There’s also an Accent Input which can add some dynamic juice to the VCO by patching in CV, and this input can also be used as an external input for another VCO or sound source by removing a jumper that’s in between the VCO and the filter, which takes the internal VCO out of the signal path. The jumper is placed in a circuit-bendy kind of way on the front of the module, and it’s a little odd—you don’t see jumpers on the front much—but it works fine and is an interesting way to add options without taking up too much space, but for the most part I found no need to un-jump/unhitch the VCO as the onboard VCO section is fine, and most of us have other synth voices for other sound sources. Another thing that’s interesting about this section of 107 is that the Input allows for more than the usual +5V and won’t clip at above that, which is what most modules do at this point. Patching in CV over +5V can send the sound into saturation via the Gain, and as such, amounts to a sort of a CVable distortion/boost, kind of a two-in-one deal, and it brings more animation and movement to a patch. It wasn’t hard to get the acidy sound this was designed for, a bit of patching here and tweaking there, and I can see why ADDAC changed their tune on this, but I thought I’d give 107 a whirl as a percussion source, since this what it was originally created to be. While I got decent enough kicks and some other percussive sounds, there’s no question that I wouldn’t use this module as anything but an acid source as it’s really quite enjoyable to easily pump out the squelch and twist a few knobs to bring out its full potential. I found that while mixing in another sound source obviously added to the impact on the resulting filter, I preferred 107 solo; adding more seemed to hide the essence of what makes it work so well.

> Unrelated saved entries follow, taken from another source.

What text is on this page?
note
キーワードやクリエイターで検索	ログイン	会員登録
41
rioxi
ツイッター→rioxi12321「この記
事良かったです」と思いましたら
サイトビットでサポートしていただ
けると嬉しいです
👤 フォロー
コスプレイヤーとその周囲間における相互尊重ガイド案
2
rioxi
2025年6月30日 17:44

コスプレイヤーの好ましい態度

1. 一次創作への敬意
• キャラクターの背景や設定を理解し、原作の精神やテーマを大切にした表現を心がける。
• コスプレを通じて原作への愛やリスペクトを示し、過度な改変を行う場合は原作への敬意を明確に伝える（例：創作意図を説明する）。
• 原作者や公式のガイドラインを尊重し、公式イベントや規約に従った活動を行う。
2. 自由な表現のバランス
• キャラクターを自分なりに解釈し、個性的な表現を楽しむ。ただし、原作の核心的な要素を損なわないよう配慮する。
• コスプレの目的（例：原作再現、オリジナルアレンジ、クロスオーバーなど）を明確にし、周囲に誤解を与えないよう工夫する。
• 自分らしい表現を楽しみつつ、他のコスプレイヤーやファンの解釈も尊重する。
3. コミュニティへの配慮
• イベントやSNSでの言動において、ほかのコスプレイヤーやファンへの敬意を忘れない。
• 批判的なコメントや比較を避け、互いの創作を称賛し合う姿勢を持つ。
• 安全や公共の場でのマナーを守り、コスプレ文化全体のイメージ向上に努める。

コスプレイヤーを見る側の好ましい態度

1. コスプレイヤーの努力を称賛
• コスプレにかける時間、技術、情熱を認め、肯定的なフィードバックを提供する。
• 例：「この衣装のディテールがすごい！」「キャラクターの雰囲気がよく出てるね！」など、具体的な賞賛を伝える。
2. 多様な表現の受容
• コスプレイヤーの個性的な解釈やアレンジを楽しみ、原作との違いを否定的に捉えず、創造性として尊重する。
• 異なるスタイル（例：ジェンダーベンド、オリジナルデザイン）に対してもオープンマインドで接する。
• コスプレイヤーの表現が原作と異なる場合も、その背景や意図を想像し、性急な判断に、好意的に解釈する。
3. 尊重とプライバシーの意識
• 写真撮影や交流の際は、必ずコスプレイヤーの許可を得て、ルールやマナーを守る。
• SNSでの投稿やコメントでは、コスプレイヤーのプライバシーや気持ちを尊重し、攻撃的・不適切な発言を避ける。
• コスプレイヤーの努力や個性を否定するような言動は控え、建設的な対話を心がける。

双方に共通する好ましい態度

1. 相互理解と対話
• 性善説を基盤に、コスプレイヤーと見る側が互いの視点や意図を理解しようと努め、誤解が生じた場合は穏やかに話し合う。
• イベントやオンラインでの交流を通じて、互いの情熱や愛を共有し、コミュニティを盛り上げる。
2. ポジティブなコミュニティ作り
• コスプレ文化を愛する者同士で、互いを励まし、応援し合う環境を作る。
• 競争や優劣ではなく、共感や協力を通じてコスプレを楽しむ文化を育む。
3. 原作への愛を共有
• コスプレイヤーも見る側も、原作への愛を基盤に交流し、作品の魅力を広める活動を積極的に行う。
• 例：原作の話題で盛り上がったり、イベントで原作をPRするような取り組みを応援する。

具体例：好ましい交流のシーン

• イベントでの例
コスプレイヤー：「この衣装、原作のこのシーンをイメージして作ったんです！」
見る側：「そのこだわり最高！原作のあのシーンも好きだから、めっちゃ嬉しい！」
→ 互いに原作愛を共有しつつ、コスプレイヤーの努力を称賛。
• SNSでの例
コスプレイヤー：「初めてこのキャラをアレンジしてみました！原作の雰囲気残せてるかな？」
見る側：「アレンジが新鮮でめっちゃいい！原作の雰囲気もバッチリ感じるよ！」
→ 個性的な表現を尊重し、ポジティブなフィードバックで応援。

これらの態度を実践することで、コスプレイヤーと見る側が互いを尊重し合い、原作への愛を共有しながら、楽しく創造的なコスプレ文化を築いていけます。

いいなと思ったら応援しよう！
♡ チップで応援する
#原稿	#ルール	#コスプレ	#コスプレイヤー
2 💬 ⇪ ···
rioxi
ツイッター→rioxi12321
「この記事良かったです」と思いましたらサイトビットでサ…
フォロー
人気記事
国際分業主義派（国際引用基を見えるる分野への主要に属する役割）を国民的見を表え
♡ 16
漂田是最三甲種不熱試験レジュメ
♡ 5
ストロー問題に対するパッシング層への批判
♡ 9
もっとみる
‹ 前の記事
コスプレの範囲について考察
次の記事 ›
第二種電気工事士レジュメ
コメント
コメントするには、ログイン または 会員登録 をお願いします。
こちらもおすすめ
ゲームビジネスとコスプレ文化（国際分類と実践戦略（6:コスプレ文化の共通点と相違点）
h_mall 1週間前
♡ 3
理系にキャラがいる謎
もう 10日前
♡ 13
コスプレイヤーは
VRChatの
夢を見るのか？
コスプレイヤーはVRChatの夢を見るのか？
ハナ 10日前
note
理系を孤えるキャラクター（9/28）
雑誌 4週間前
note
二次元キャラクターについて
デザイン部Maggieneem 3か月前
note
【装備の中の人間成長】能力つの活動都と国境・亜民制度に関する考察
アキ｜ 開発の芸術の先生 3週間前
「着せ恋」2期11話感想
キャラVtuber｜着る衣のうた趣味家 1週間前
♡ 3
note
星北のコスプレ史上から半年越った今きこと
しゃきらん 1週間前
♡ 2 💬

107 has got some quirky flexibility options (the jumpers, that unmarked toggle), but it also highlights ADDAC’s working sensibilities; focused , somewhat whimsical, but always musical. There’s a sense of humor to this, they even put the ubiquitous smiley face on the bottom, but nothing lacking in the seriousness of sound and possibilities it delivers. This is also available as a full DIY kit, so if you like dropping acid—music, that is—the ADDAC107 has got you covered.